Charlize Theron and Sean Penn have officially ended their short-lived engagement. The death knell sang like an out-of-tune opera singer following the couple’s awkward, hobble-knee appearance on the red carpet at the Cannes Film Festival in the south of France. Sean cheating might be to blame, as this news surfaced back in February.
Although I’m South African, Theron (pronounced Tuh-ron, not Thairun) is as far removed from South Africa as that second-cousin we speak about in hushed tones. Described as “down-to-earth,” Theron’s recent, two-month relocation to Cape Town (the place I like to call home) was filled with glorious niceties. In August of 2014, the couple, along with her mother Gerda, her son Jackson, and a host of other friends celebrated Penn’s birthday at a rustic restaurant in Langebaan. According to a local news report, “During the day, Jackson played with a Chihuahua named Peanut, whose owner, Lynette Krige, was seated at a nearby table. Krige, a travel agent from Durbanville, told Die Burger: ‘Charlize asked me if I minded her son playing with Peanut. She didn’t want him to bother us.’”
Theron’s gentile personality soon became a force to be reckoned with on the set of The Last Face, Penn’s directorial magnum opus.

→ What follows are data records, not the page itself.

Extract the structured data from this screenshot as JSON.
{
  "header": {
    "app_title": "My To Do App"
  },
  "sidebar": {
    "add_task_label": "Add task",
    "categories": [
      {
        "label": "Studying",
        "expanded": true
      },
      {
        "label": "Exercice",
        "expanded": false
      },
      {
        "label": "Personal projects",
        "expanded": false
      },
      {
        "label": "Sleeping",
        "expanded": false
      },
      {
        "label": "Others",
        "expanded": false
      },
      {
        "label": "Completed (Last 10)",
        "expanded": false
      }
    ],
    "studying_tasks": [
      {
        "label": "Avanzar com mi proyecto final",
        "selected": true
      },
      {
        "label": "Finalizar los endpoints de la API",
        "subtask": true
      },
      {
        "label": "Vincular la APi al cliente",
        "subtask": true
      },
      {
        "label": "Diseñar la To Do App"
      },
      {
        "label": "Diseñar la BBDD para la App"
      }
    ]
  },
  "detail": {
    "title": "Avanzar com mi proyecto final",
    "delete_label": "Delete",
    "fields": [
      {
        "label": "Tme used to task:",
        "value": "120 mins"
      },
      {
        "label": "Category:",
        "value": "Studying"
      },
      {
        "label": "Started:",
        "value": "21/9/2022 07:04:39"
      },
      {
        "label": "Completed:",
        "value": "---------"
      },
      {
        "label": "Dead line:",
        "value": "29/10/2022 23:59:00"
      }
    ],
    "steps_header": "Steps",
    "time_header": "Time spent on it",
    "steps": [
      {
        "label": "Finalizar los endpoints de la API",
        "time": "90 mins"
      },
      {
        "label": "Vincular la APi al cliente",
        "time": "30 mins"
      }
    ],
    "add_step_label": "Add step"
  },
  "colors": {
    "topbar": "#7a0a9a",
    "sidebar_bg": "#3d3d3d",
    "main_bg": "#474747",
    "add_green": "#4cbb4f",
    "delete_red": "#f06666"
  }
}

Starring in the lead role, Theron erupted like a volcano on an uninhabited island during a particular scene. Photos emerged of a weeping Theron and a crazy-faced Penn going at it like a married couple. Could it have been creative differences that caused the enmity between them? Or was it something far more insidious?
The white elephant is trapped in the room – should we address it? At the behest of rumour mongers, I am forced to ask an impertinent question: was Penn’s abusive past the catalyst for the break-up? Theron’s infamous childhood (her mother shot her father in self-defense) didn’t create a malevolent, Jungian archetype that simmered in her nightmares like a bad witch’s brew.
I firmly believe that Penn’s history with women is not to blame for the couple’s breakup – history only repeats itself when an unnerving coincidence occurs. Their relationship simply didn’t work. That’s all there is to it.
As an entertainment writer, I pride myself on uncovering the secrets of celebrities in a land far, far away. The same cannot be said for Charlize Theron. Although she became a naturalized US citizen several years ago, I still think of Theron as the young girl from Benoni who won a modelling competition the day after her father’s death. I shall never forget the moment when Charlize held the Academy Award triumphantly above her head and called herself “just a farm girl from South Africa”.
Ons sal altyd trots wees op ons Suid-Afrikaanse meisie.*
*We shall always be proud of our South African girl.